The family slept on the floor that night—they’d packed sleeping bags in the car. The next morning, Kim stepped into her front yard and gazed down the street, in the misplaced hope that the moving van would turn into their driveway. She was heading back into the house, shoulders slumped, when she heard a voice from the next yard.
“Hey there!” It was a smiling woman, perhaps ten years older than Kim.
The woman crossed her driveway and held out her hand. “I’m Rachel. Welcome to the neighborhood.”
“Kim. Thanks, I guess. It hasn’t been a great start.”
“Oh, it’s just the truck with all our stuff’s been delayed. It might be tomorrow or the next day before it gets here.”
Rachel squeezed Kim’s arm. “Don’t worry, sweetie. Just tell me what you’re missing, and I’ll…”
Oh, this lady is nice! She’s going to offer us the use of her … stuff! So glad we’re going to have nice neighbors. Wish I could invite her in for coffee, but noooo…
“Sorry?” said Kim. “I was distracted. What’d you say?”
“Just tell me what you’re missing, and I’ll be glad to tell you how to do without it.”
What? Okay, she’s a kook. Kim eyed her new neighbor suspiciously. “My Keurig?”
“If you have a pan, you can make coffee in it. I’ll show you.”
“They’re in the moving van.”
Okay. She’s one of those know-it-alls who has an answer for everything. “Y’know, Rachel, I’m going back inside,” Kim said. “We had five or six boxes in the car; I guess I’ll unpack them.”

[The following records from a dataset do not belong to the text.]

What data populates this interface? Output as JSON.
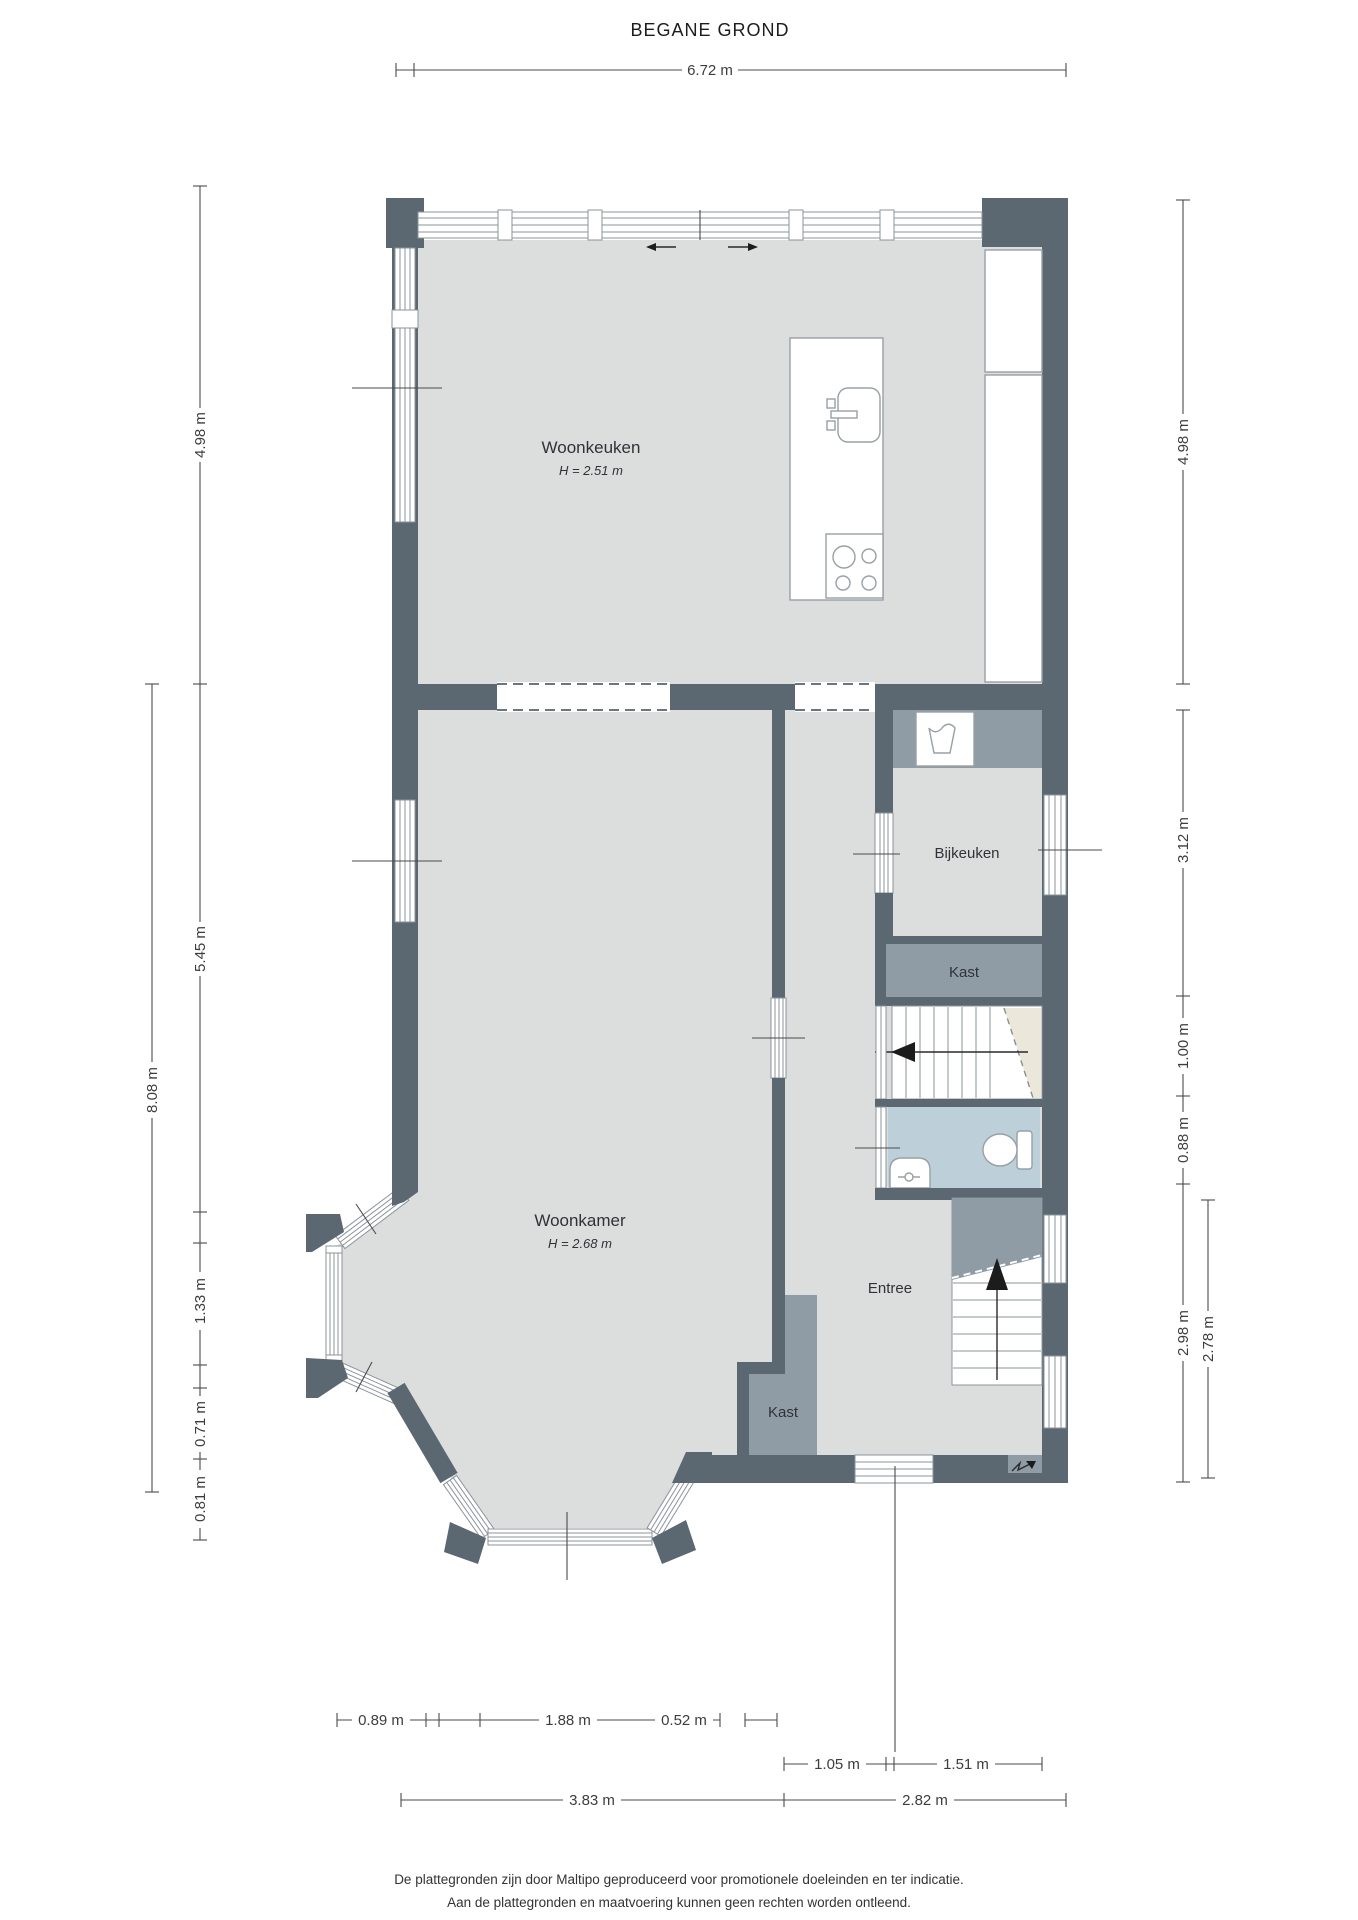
{
  "title": "BEGANE GROND",
  "rooms": {
    "woonkeuken": {
      "label": "Woonkeuken",
      "height": "H = 2.51 m"
    },
    "woonkamer": {
      "label": "Woonkamer",
      "height": "H = 2.68 m"
    },
    "bijkeuken": {
      "label": "Bijkeuken"
    },
    "kast_boven": {
      "label": "Kast"
    },
    "kast_entree": {
      "label": "Kast"
    },
    "entree": {
      "label": "Entree"
    }
  },
  "dimensions": {
    "top": {
      "width": "6.72 m"
    },
    "left": {
      "total": "8.08 m",
      "keuken": "4.98 m",
      "woonkamer": "5.45 m",
      "erker_zijde": "1.33 m",
      "erker_hoek1": "0.71 m",
      "erker_hoek2": "0.81 m"
    },
    "right": {
      "keuken": "4.98 m",
      "bijkeuken": "3.12 m",
      "trap": "1.00 m",
      "toilet": "0.88 m",
      "entree": "2.98 m",
      "entree_binnen": "2.78 m"
    },
    "bottom": {
      "row1": [
        "0.89 m",
        "1.88 m",
        "0.52 m"
      ],
      "row2": [
        "1.05 m",
        "1.51 m"
      ],
      "row3": [
        "3.83 m",
        "2.82 m"
      ]
    }
  },
  "footer": {
    "line1": "De plattegronden zijn door Maltipo geproduceerd voor promotionele doeleinden en ter indicatie.",
    "line2": "Aan de plattegronden en maatvoering kunnen geen rechten worden ontleend.",
    "line3": "© maltipo.nl"
  },
  "icons": {
    "sink": "sink-icon",
    "stove": "stove-icon",
    "washing_machine": "washing-machine-icon",
    "toilet": "toilet-icon",
    "basin": "basin-icon",
    "stairs_up": "stairs-up-arrow-icon",
    "stairs_direction": "stairs-direction-arrow-icon",
    "entry": "entry-arrow-icon",
    "sliding_door": "sliding-door-arrows-icon"
  },
  "colors": {
    "wall": "#5b6771",
    "floor": "#dcdddd",
    "cabinet": "#8f9ca6",
    "toilet_floor": "#bdd0d9",
    "stair_wedge": "#ece7db",
    "outline": "#8b949b"
  }
}
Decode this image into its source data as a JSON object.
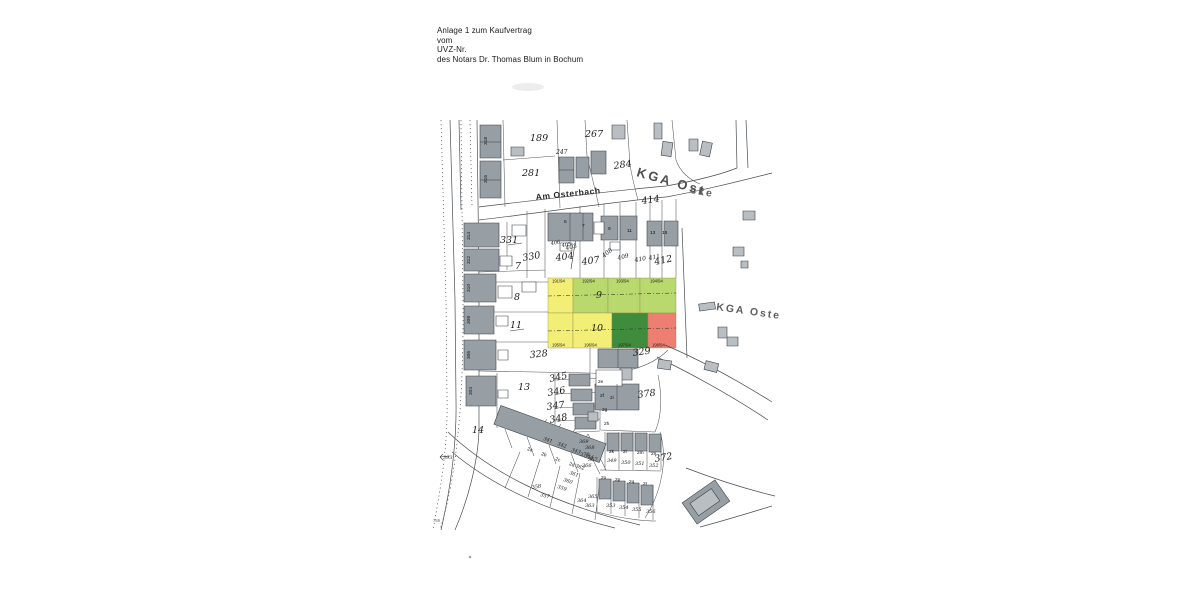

But in the house, Brian was fuming. “There’s a huge storm system brewing. The truck’s going to be moving pretty slow—if it moves at all. It might be Saturday before they make it.”
Kim looked at the girls, who were standing wide-eyed in the empty dining room. Apparently, the adventure was wearing out for them, as well.
She spent another night on the hard floor, thinking. When she saw Rachel hanging clothes on her line, she stormed out, ready with a mental list she had titled Things I Can’t Do Without.
“The library’s just three blocks that way,” Rachel said. “Good morning, Kim.”
“The girls’ toys.”
“Did they bring anything in the car?”
“Just one or two favorites.”
“Then they have toys, don’t they? Their favorite toys.”
“My computer. It’s got my novel on it.”
“Pen and paper. Or pencil, if you like to erase.”
Kim squinted at her neighbor. “My hair dryer. Look at this mess!” She fluffed up a mass of wild curls.
“It’s pretty, Kim. Let it be.”
“It’s just so infuriating!” muttered Kim. “She’s one of those crunchy granola, back to the earth, pioneer women. So self-righteous.”
Brian put down his phone; he’d been talking to the moving company again. “I’m glad you’re making friends so easily, Kimmy.” He tweaked her nose.
“Oh, for Pete’s sake. Go ask her what you’re supposed to do without your lawn mower. Maybe she has a goat she could loan you.”
Brian headed for the door, grinning, but before he got there, the doorbell rang: Rachel.
Kim glowered at her. “My favorite blue shoes,” she said.
Rachel shrugged, looking at Kim’s feet. “You have those shoes. They’ll do.”
“My sanity?” Kim sighed.
“You got me there,” said Rachel. “But this might help.” She held out a cup of cappuccino, steaming hot.